AAA Pharmaceutical Alternative’s five-year head start in Maine’s medical market has equipped the team with a wealth of knowledge when it comes to recommending products to customers, Scalia adds.
“With everything that we do now and the testing that goes into it, we’re able to pinpoint what will work for … your body or your situation,” he says. “We have a really good idea with every product what the customer is going to experience because of trial runs and other people using it. We’re all patients here, too, and we’re able to see the medicine work on ourselves and we’re able to talk with others.”
Despite Maine’s long history of legal access to medical cannabis (limited possession of medical marijuana has been legal since 1999, and Maine voters approved the state’s regulated medical cannabis program in 2009), Scalia says that some have hesitated to enroll in the program for fear of losing their jobs or other issues, and he is looking forward to expanded access for these individuals.

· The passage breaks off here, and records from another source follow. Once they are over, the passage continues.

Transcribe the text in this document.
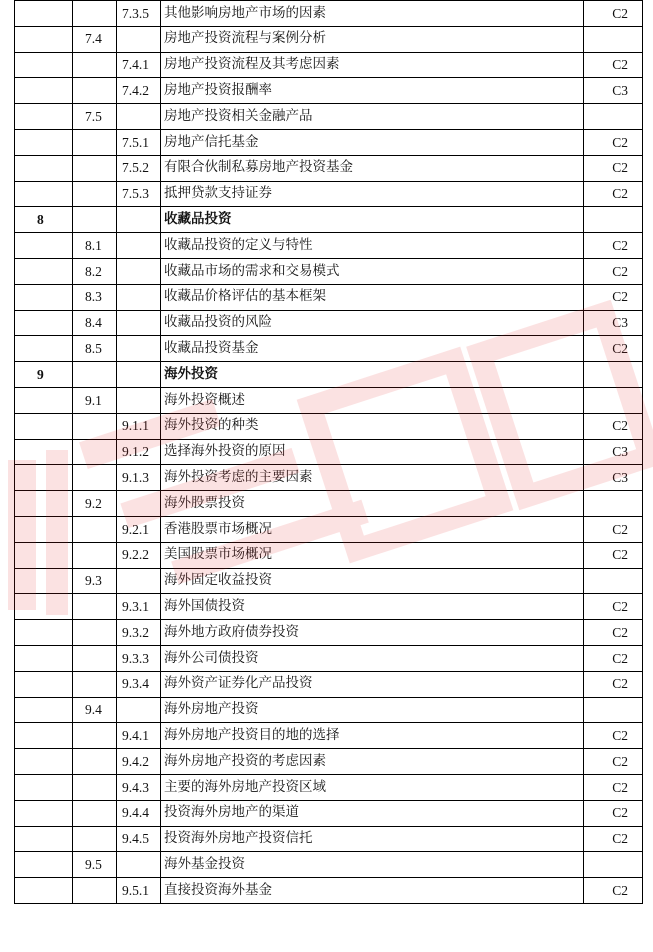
		7.3.5	其他影响房地产市场的因素	C2
	7.4		房地产投资流程与案例分析	
		7.4.1	房地产投资流程及其考虑因素	C2
		7.4.2	房地产投资报酬率	C3
	7.5		房地产投资相关金融产品	
		7.5.1	房地产信托基金	C2
		7.5.2	有限合伙制私募房地产投资基金	C2
		7.5.3	抵押贷款支持证券	C2
8			收藏品投资	
	8.1		收藏品投资的定义与特性	C2
	8.2		收藏品市场的需求和交易模式	C2
	8.3		收藏品价格评估的基本框架	C2
	8.4		收藏品投资的风险	C3
	8.5		收藏品投资基金	C2
9			海外投资	
	9.1		海外投资概述	
		9.1.1	海外投资的种类	C2
		9.1.2	选择海外投资的原因	C3
		9.1.3	海外投资考虑的主要因素	C3
	9.2		海外股票投资	
		9.2.1	香港股票市场概况	C2
		9.2.2	美国股票市场概况	C2
	9.3		海外固定收益投资	
		9.3.1	海外国债投资	C2
		9.3.2	海外地方政府债券投资	C2
		9.3.3	海外公司债投资	C2
		9.3.4	海外资产证券化产品投资	C2
	9.4		海外房地产投资	
		9.4.1	海外房地产投资目的地的选择	C2
		9.4.2	海外房地产投资的考虑因素	C2
		9.4.3	主要的海外房地产投资区域	C2
		9.4.4	投资海外房地产的渠道	C2
		9.4.5	投资海外房地产投资信托	C2
	9.5		海外基金投资	
		9.5.1	直接投资海外基金	C2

“I’m so excited to become part of the adult-use marijuana market because it’s going to open it up for all those people who couldn’t get a card because of their situation,” he says. “There are a lot of different reasons why many people who need marijuana haven’t gone out and gotten their medical marijuana card because of the stigma that’s around it, … [but] we encourage everyone to come and try it because there are a lot of different things that we have here that can help you. … I don’t want it to be any different than if you need something to self-medicate, you go to Rite-Aid and get it. I want you to come to our store.”
The OMP planned to launch adult-use sales in June, but has since announced plans to delay the market due to the ongoing COVID-19 pandemic. In a memo issued March 24, the OMP said a June launch could conflict with social distancing guidelines.
Although no specific timeline has been announced, the OMP said it “is proceeding at full speed to fulfill the will of Maine voters and establish and adult-use program. If and when it becomes apparent that a spring launch of this industry no longer appears viable, we will communicate that fact to you as quickly as possible.”
In the meantime, Scalia and his AAA Pharmaceutical Alternatives team are continuing preparations to ensure they are ready to serve the broader market and meet any new sales trends that might emerge.
“I think that the flower is always going to trump everything,” Scalia says. “I think it always has and it probably always will, but I think the concentrates are running a close second.”
Scalia is also anticipating a surge in CBD sales. “I think that as people learn more about CBD and the benefits of it, … it becomes more of an option for everyone because of its effects, and it’s easy to take.”
Although the COVID-19 crisis has cast some uncertainty over what’s to come, Scalia is still predicting a strong start to Maine’s adult-use market, especially given society’s shifting perspective on cannabis amid the pandemic.
“I’m really foreseeing an awesome year,” he says. “I think [cannabis] is going to be one thing that helps us rebound as a society. Marijuana has always been known as this evil Schedule I drug, but now it’s saving lives and it’s considered essential in the eyes of the government. Who would have thought this day would come? We’re considered an essential business while everything is closed down around us. … It’s great that everyone is coming around in a time of need."